In vivo function of human iPSC-derived beta cells. (A), Stage 7 microwell or suspension aggregates were transplanted under the kidney capsule of NOD-SCID mice. Intraperitoneal glucose tolerance test (IPGTT) was done at week 7, 14 and 20. At 21–22 weeks, mice were injected with streptozotocin (STZ) to selectively ablate mouse beta cells. Glycemia was recorded for 1 week before nephrectomy or in situ kidney perfusion. (B), Mouse glycemia (top panels) and human plasma C-peptide (bottom panels) during IPGTT in suspension (left panels) and microwell (right panels). (C), Dose-response of streptozotocin toxicity in human islets (n = 3), human iPSC-derived beta cells (n = 5) and mouse islets (n = 5) after 24-h exposure to the drug.

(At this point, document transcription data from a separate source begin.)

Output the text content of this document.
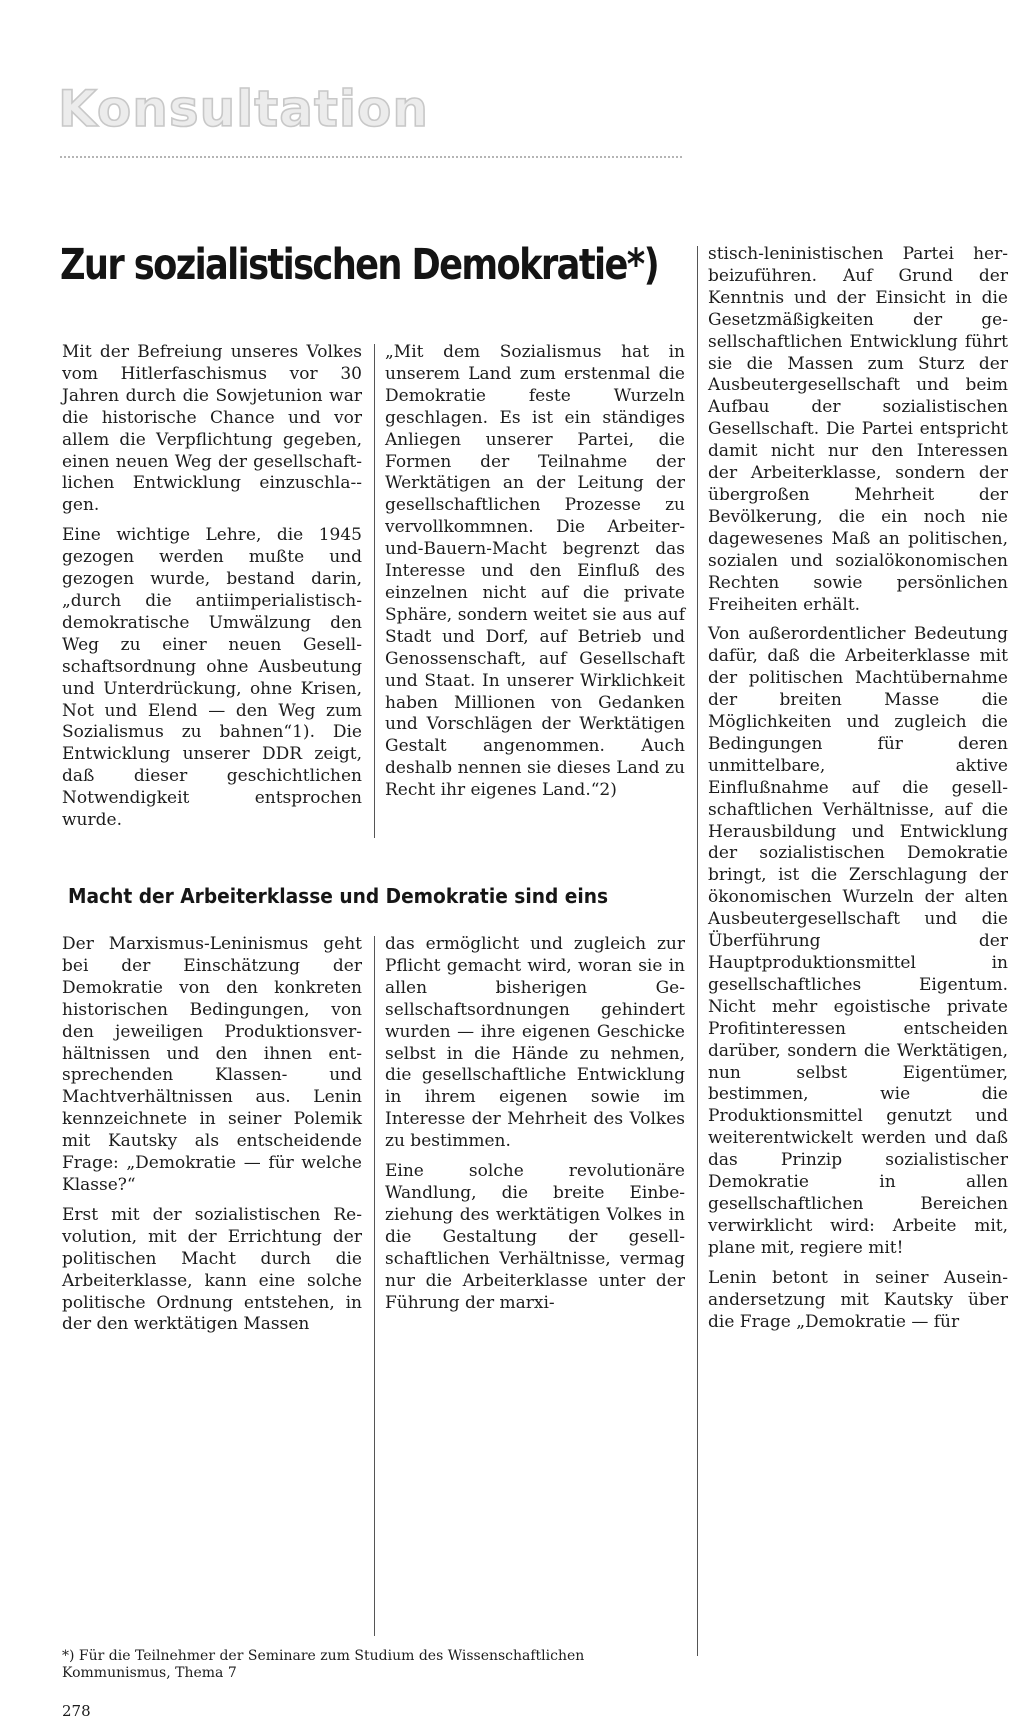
Konsultation
Zur sozialistischen Demokratie*)

Mit der Befreiung unseres Volkes vom Hitlerfaschismus vor 30 Jahren durch die Sowjetunion war die historische Chance und vor allem die Verpflichtung gegeben, einen neuen Weg der gesellschaftlichen Entwicklung einzuschla-gen.

Eine wichtige Lehre, die 1945 gezogen werden mußte und gezogen wurde, bestand darin, „durch die antiimperialistisch-demokratische Umwälzung den Weg zu einer neuen Gesellschaftsordnung ohne Ausbeutung und Unterdrückung, ohne Krisen, Not und Elend — den Weg zum Sozialismus zu bahnen“1). Die Entwicklung unserer DDR zeigt, daß dieser geschichtlichen Notwendigkeit entsprochen wurde.

„Mit dem Sozialismus hat in unserem Land zum erstenmal die Demokratie feste Wurzeln geschlagen. Es ist ein ständiges Anliegen unserer Partei, die Formen der Teilnahme der Werktätigen an der Leitung der gesellschaftlichen Prozesse zu vervollkommnen. Die Arbeiter-und-Bauern-Macht begrenzt das Interesse und den Einfluß des einzelnen nicht auf die private Sphäre, sondern weitet sie aus auf Stadt und Dorf, auf Betrieb und Genossenschaft, auf Gesellschaft und Staat. In unserer Wirklichkeit haben Millionen von Gedanken und Vorschlägen der Werktätigen Gestalt angenommen. Auch deshalb nennen sie dieses Land zu Recht ihr eigenes Land.“2)

stisch-leninistischen Partei herbeizuführen. Auf Grund der Kenntnis und der Einsicht in die Gesetzmäßigkeiten der gesellschaftlichen Entwicklung führt sie die Massen zum Sturz der Ausbeutergesellschaft und beim Aufbau der sozialistischen Gesellschaft. Die Partei entspricht damit nicht nur den Interessen der Arbeiterklasse, sondern der übergroßen Mehrheit der Bevölkerung, die ein noch nie dagewesenes Maß an politischen, sozialen und sozialökonomischen Rechten sowie persönlichen Freiheiten erhält.

Von außerordentlicher Bedeutung dafür, daß die Arbeiterklasse mit der politischen Machtübernahme der breiten Masse die Möglichkeiten und zugleich die Bedingungen für deren unmittelbare, aktive Einflußnahme auf die gesellschaftlichen Verhältnisse, auf die Herausbildung und Entwicklung der sozialistischen Demokratie bringt, ist die Zerschlagung der ökonomischen Wurzeln der alten Ausbeutergesellschaft und die Überführung der Hauptproduktionsmittel in gesellschaftliches Eigentum. Nicht mehr egoistische private Profitinteressen entscheiden darüber, sondern die Werktätigen, nun selbst Eigentümer, bestimmen, wie die Produktionsmittel genutzt und weiterentwickelt werden und daß das Prinzip sozialistischer Demokratie in allen gesellschaftlichen Bereichen verwirklicht wird: Arbeite mit, plane mit, regiere mit!

Lenin betont in seiner Auseinandersetzung mit Kautsky über die Frage „Demokratie — für

Macht der Arbeiterklasse und Demokratie sind eins

Der Marxismus-Leninismus geht bei der Einschätzung der Demokratie von den konkreten historischen Bedingungen, von den jeweiligen Produktionsverhältnissen und den ihnen entsprechenden Klassen- und Machtverhältnissen aus. Lenin kennzeichnete in seiner Polemik mit Kautsky als entscheidende Frage: „Demokratie — für welche Klasse?“

Erst mit der sozialistischen Revolution, mit der Errichtung der politischen Macht durch die Arbeiterklasse, kann eine solche politische Ordnung entstehen, in der den werktätigen Massen

das ermöglicht und zugleich zur Pflicht gemacht wird, woran sie in allen bisherigen Gesellschaftsordnungen gehindert wurden — ihre eigenen Geschicke selbst in die Hände zu nehmen, die gesellschaftliche Entwicklung in ihrem eigenen sowie im Interesse der Mehrheit des Volkes zu bestimmen.

Eine solche revolutionäre Wandlung, die breite Einbeziehung des werktätigen Volkes in die Gestaltung der gesellschaftlichen Verhältnisse, vermag nur die Arbeiterklasse unter der Führung der marxi-

*) Für die Teilnehmer der Seminare zum Studium des Wissenschaftlichen Kommunismus, Thema 7
278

Mixed-effects analysis followed by Bonferroni’s correction for multiple comparisons, **p < 0.01, ***p < 0.005. (D), Twenty-one weeks after transplantation, a single dose of streptozotocin (200 mg/kg) was administered intraperitoneally. Non-implanted mice rapidly develop diabetes (blue, n = 5). Mice transplanted with stage 7 aggregates remain normoglycemic until graft removal by nephrectomy (black, n = 5). (E), Kidney perifusion was performed 22 weeks after transplantation in two mice STZ-injected and one mouse non-STZ-injected. The grafted kidney was perifused with medium containing 0 (G0) or 20 mmol/L glucose (G20). Forskolin (1 μmol/L, FK), gliclazide (25 μmol/L, GCZ), diazoxide (250 μmol/L, DZ) and KCl (30 mmol/L, K30) were added. Secretion from each graft was normalized to the maximum secretion during the first 12-min in K30-Dz. N, number of independent experiments, defined as one iPSC-beta cell differentiation or one human or mouse islet preparation or one humanized mouse, as indicated. **p < 0.01, ***p < 0.001 vs basal condition (time 0-min) using mixed-effects analysis followed by Dunnett’s (b) or Sidak’s (e) correction for multiple comparison.